Security forces sealed off main roads to the city on Monday and hundreds of protesters reportedly stormed a police station, while protests spread throughout the city.
Police appeared to have withdrawn from the scene of the looting.
“It’s a free for all,” said one man who watched while people grabbed food and other goods, piling their hauls into stolen trolleys and heading away from the burnt Lulu Hypermarket, according to a report from the Reuters news agency.
“There’s no security … I want to live,” said a 28-year-old Omani, who identified himself as Youssef, walking away with 10 bottles of juice.

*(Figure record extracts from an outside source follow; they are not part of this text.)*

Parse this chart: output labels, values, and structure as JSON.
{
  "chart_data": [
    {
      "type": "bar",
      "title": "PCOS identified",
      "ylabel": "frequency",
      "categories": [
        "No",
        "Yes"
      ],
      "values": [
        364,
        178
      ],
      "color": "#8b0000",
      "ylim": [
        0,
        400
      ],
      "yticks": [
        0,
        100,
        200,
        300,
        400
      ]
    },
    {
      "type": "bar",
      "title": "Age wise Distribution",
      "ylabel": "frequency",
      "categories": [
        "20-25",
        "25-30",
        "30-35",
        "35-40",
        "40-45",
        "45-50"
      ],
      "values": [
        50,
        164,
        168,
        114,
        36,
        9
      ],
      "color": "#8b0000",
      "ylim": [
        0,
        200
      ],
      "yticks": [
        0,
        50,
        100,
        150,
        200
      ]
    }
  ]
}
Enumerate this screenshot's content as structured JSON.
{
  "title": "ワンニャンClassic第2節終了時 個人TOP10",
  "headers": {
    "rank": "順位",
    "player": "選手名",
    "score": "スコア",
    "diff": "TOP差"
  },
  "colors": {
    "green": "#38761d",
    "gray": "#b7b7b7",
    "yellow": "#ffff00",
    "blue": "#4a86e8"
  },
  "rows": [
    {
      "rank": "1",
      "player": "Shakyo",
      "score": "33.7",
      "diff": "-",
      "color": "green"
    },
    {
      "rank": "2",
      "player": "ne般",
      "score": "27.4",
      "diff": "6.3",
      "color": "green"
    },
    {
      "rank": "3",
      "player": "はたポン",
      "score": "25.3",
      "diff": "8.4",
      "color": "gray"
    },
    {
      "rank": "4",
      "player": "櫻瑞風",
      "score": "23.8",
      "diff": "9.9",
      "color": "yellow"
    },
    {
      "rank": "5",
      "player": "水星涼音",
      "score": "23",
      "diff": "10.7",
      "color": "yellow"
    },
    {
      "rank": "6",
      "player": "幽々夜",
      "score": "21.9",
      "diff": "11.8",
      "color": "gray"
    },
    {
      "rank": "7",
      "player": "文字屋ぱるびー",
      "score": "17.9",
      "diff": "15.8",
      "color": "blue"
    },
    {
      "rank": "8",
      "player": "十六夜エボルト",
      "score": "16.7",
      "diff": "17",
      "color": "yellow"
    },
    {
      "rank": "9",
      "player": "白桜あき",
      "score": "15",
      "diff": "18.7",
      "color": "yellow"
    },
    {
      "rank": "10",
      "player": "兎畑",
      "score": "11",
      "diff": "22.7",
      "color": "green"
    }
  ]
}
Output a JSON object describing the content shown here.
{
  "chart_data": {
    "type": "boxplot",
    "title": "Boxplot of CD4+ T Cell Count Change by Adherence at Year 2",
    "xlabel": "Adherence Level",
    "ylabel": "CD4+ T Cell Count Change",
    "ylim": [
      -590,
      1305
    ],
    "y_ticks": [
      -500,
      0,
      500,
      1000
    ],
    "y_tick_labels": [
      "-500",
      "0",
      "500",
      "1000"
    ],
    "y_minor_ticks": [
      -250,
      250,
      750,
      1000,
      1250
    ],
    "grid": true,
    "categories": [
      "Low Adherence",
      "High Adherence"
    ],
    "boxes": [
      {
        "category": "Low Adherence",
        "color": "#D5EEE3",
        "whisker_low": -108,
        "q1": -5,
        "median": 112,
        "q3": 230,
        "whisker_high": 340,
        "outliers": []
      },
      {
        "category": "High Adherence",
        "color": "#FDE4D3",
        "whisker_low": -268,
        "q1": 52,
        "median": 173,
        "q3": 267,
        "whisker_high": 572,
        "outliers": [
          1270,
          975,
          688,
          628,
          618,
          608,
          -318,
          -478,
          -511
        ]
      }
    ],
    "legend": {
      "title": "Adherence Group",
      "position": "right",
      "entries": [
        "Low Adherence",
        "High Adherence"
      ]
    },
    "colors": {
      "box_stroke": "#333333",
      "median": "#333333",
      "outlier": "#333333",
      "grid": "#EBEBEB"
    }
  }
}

One woman was seen stacking up slightly burned cartons of eggs, powdered milk, orange juice and cream cheese on her trolley and calmly leaving the supermarket.
The main roundabout in Sohar, a city about 200km northwest of the capital of Muscat, was the scene of protests over the weekend, demanding higher salaries, jobs for the unemployed and the removal of some government ministers
Oman, ruled by a powerful family dynasty, is the latest flashpoint in a wave of protests which have rocked regimes and toppled rulers across the Arab world from Tunisia to Egypt.
As with other protests in the region, Oman’s demonstrators have emphasised their loyalty to their ruler, while voicing their dissatisfaction with his officials.
In a bid to assuage the protesters, Sultan Qaboos bin Said, Oman’s ruler, on Sunday, he ordered 50,000 new state positions and a monthly stipend of $390 for job seekers. A day earlier, the sultan replaced six cabinet members.
Qaboos deposed his father in a 1970 palace coup to end the country’s isolation and use its oil revenue for modernisation. He appoints the cabinet, but in 1992 introduced an elected advisory Shura Council.
Some of these gulf region sultanates may be better positioned to avoid the chaos that poorer nations have seen simply because of their vast wealth, and the decision of leaders to spread that wealth around to keep the Arab populations placated.